1. torch.utils.data.Dataset
datasets這是一個pytorch定義的dataset的源碼集合。下面是一個自定義Datasets的基本框架,初始化放在__init__()中,其中__getitem__()和__len__()兩個方法是必須重寫的。
__getitem__()返回訓練數據,如圖片和label,而__len__()返回數據長度。
class CustomDataset(data.Dataset):#需要繼承data.Dataset
def __init__(self):
# TODO
# 1. Initialize file path or list of file names.
pass
def __getitem__(self, index):
# TODO
# 1. Read one data from file (e.g. using numpy.fromfile, PIL.Image.open).
# 2. Preprocess the data (e.g. torchvision.Transform).
# 3. Return a data pair (e.g. image and label).
#這里需要注意的是,第一步:read one data,是一個data
pass
def __len__(self):
# You should change 0 to the total size of your dataset.
return 0
2. torch.utils.data.DataLoader
DataLoader(object)
可用參數:
dataset(Dataset)
傳入的數據集
batch_size(int, optional)
每個batch有多少個樣本
shuffle(bool, optional)
在每個epoch開始的時候,對數據進行重新排序
sampler(Sampler, optional)
自定義從數據集中取樣本的策略,如果指定這個參數,那么shuffle必須為False
batch_sampler(Sampler, optional)
與sampler類似,但是一次只返回一個batch的indices(索引),需要注意的是,一旦指定了這個參數,那么batch_size,shuffle,sampler,drop_last就不能再制定了(互斥——Mutually exclusive)
num_workers (int, optional)
這個參數決定了有幾個進程來處理data loading。0意味著所有的數據都會被load進主進程。(默認為0)
collate_fn (callable, optional)
將一個list的sample組成一個mini-batch的函數
pin_memory (bool, optional)
如果設置為True,那么data loader將會在返回它們之前,將tensors拷貝到CUDA中的固定內存(CUDA pinned memory)中.

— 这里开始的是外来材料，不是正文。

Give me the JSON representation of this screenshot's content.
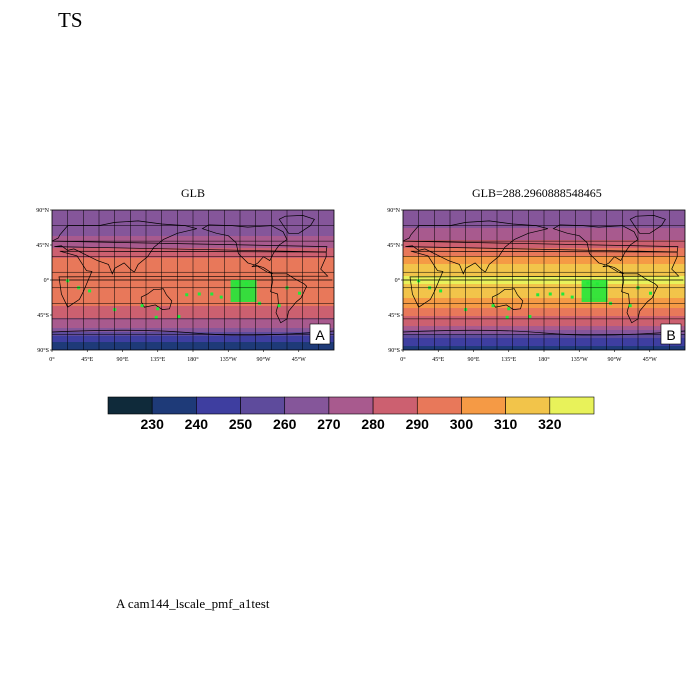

drop_last (bool, optional)
如果設置為True:這個是對最后的未完成的batch來說的,比如你的batch_size設置為64,而一個epoch只有100個樣本,那么訓練的時候后面的36個就被扔掉了。 如果為False(默認),那么會繼續正常執行,只是最后的batch_size會小一點。

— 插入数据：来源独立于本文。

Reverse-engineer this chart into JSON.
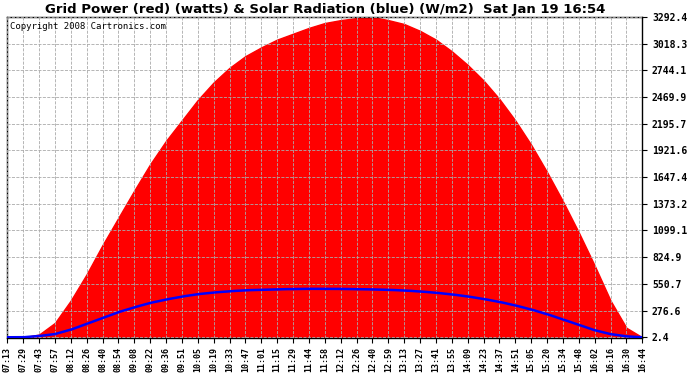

timeout(numeric, optional)
如果是正數,表明等待從worker進程中收集一個batch等待的時間,若超出設定的時間還沒有收集到,那就不收集這個內容了。這個numeric應總是大于等于0。默認為0
worker_init_fn (callable, optional)
每個worker初始化函數 If not None, this will be called on eachworker subprocess with the worker id (an int in [0, num_workers - 1]) as input, after seeding and before data loading. (default: None)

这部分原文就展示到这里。